Bu tür çirkef uygulamalar, duygusuz, cinsi sapık yaban domuzu Demirel ve ucuz fahişe Tansu zillisi doksanlı yıllarda çok geliştirdiler. Barbarlık ve çirkeflik, onları ruh hastası yaptı. Zulumleri, onların ve tüm yakınlarının hırsızlıklarının açığa çıkmasıyla, rezil olmakla cezalandılar.
Yeri, göğü ve bizleri yaratan Xweda’nın Adaleti yerine gelmişti.
Şimdi de Kasımpaşa Çingene çetesi, aynı çirkeflikleri uyguluyor.
Yurtsever ve onurlu Kurd bireylerini telefon ve mesajlarla taciz edip sinirlerini ve düzenlerini bozmaya çalışıyorlar.
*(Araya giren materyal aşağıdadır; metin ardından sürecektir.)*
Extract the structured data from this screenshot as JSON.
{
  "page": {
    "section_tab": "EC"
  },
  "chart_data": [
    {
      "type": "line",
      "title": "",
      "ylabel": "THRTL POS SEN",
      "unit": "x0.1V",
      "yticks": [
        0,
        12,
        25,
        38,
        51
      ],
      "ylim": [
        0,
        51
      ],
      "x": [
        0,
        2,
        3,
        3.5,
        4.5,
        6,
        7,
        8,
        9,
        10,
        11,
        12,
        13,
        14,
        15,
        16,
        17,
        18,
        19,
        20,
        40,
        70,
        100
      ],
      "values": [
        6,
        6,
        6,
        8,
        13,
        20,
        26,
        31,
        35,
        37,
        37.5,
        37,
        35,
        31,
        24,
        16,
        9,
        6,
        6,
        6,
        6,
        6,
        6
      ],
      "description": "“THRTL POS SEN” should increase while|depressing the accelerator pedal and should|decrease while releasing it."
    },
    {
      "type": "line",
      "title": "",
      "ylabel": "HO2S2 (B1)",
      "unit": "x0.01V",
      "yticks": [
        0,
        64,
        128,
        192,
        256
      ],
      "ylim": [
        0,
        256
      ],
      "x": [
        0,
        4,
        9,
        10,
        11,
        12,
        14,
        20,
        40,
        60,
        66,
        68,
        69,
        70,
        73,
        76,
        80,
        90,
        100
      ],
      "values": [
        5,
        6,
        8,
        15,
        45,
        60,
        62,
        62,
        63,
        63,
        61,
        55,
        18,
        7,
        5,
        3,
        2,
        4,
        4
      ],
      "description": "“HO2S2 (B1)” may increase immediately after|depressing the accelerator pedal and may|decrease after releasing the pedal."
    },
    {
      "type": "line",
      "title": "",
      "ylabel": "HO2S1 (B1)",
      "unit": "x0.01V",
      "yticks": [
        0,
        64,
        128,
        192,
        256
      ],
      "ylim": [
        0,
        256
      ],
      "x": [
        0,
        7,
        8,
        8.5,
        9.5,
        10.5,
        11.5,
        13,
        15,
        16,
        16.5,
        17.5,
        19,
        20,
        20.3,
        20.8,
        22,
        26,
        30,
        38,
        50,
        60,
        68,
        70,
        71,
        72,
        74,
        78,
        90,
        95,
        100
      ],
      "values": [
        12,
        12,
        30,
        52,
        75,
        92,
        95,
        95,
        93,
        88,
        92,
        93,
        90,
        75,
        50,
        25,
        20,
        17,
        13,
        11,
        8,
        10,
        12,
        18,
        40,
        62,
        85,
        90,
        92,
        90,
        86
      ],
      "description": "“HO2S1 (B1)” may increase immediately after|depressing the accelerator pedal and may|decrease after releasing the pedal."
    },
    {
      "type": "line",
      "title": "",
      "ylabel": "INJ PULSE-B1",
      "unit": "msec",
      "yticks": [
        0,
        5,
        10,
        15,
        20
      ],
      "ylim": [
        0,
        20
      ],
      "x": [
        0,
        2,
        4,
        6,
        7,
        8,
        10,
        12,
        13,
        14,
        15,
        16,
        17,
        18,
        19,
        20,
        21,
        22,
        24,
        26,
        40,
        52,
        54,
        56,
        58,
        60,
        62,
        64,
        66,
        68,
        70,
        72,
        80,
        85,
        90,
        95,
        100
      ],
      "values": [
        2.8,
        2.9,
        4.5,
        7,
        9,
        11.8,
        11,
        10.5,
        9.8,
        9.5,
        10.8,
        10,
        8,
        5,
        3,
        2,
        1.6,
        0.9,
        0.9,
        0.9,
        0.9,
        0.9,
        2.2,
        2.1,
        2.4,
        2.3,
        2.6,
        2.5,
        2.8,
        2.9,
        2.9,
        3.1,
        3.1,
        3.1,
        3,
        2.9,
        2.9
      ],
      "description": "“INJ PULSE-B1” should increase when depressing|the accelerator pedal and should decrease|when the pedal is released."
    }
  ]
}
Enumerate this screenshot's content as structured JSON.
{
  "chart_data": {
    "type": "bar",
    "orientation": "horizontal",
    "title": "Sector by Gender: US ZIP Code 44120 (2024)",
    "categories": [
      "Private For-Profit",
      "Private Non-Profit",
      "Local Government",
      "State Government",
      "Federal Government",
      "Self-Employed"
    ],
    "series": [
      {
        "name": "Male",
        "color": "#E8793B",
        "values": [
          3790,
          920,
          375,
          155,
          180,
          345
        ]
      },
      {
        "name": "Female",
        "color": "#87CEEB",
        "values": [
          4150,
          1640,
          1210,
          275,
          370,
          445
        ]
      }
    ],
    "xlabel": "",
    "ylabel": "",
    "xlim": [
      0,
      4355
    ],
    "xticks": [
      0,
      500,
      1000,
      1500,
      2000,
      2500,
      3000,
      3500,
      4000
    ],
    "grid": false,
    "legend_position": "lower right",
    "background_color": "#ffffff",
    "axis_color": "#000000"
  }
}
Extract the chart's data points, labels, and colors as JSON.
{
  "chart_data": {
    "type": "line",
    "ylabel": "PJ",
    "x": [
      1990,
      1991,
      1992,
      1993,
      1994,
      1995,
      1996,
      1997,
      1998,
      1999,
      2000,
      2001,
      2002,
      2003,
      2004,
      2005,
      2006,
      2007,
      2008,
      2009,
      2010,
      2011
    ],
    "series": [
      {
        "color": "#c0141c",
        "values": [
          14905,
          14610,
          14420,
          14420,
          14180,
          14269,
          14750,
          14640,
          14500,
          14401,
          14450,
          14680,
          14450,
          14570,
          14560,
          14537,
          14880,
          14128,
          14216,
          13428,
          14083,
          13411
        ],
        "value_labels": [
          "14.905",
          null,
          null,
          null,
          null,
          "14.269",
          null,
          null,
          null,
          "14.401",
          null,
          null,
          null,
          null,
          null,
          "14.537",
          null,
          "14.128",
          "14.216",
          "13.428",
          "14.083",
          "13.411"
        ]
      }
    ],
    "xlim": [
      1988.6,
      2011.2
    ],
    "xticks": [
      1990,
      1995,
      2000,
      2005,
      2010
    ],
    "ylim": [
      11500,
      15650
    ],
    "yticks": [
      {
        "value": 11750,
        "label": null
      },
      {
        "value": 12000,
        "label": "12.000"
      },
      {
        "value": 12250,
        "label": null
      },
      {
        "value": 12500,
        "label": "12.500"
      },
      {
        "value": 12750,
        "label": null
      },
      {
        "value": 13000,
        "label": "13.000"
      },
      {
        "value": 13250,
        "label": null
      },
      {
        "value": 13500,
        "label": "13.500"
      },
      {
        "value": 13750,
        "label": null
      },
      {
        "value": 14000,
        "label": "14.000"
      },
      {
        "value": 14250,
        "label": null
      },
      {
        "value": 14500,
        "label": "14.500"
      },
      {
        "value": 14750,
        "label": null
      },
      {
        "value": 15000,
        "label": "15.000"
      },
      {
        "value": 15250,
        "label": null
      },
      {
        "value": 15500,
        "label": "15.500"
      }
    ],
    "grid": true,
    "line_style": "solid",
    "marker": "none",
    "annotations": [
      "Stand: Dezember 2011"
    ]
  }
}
Kurd bireylerini tahrik ederek suç işlemeye yöneltiyorlar. Kendileri gibi fahişe ruhlu-zihniyetli kadınlarını, Kurd şahsiyetlerin aile düzenlerini bozmak için organizeli olarak yönlendiriyorlar. Aile’leri, bilinçli olarak zor duruma sürüklüyorlar. Sonra da kurtarıcı gibi yaklaşıp çok sinsice uydurma yalanlar ile aile bireylerini biribirine karşı çirkin hareketlerde bulunuyorlar.
Böylesi çirkefliklerle ilgili örnek bilgiler topluyorum.
Şahsıma ve aileme yönelik kim tarafından ne zaman yapıldığını kayıt ediyorum. Tanıdığım şahsiyetlerden bana ulaşan bilgileri de not ediyorum. Bu hususlarla ilgili yayın serisi hazırlıyoruz. Halkımızı bilgilendirmek ve Kurd u Kurdistan davasının tarihine nor düşmek amacıyla seri yayın hazırlıyoruz.
Ayrıca kimlikleri tespit edilmiş olan bu maskaraların hepsi Xweda’nın Adaletine hesap verecekler. Kurdistan kurtuluş mücadelesinin onurlu pençesi, yüreklerine inecek.
Kurdistan Birleşik Devletleri Hükümeti’nin çalışmaları, Kurd u Kurdistan davasını, Bağımsızlık bayrağıyla taçlandırmak içindir.
Halkımızın bu psikolojik savaş birimi ve fitne-fesat maskaralarının çirkef faaliyetlerinin bilincinde olmaları ve taviz vermemeleri çok önemlidir.
Soylu ve asil soydaşlarıma saygılarımla.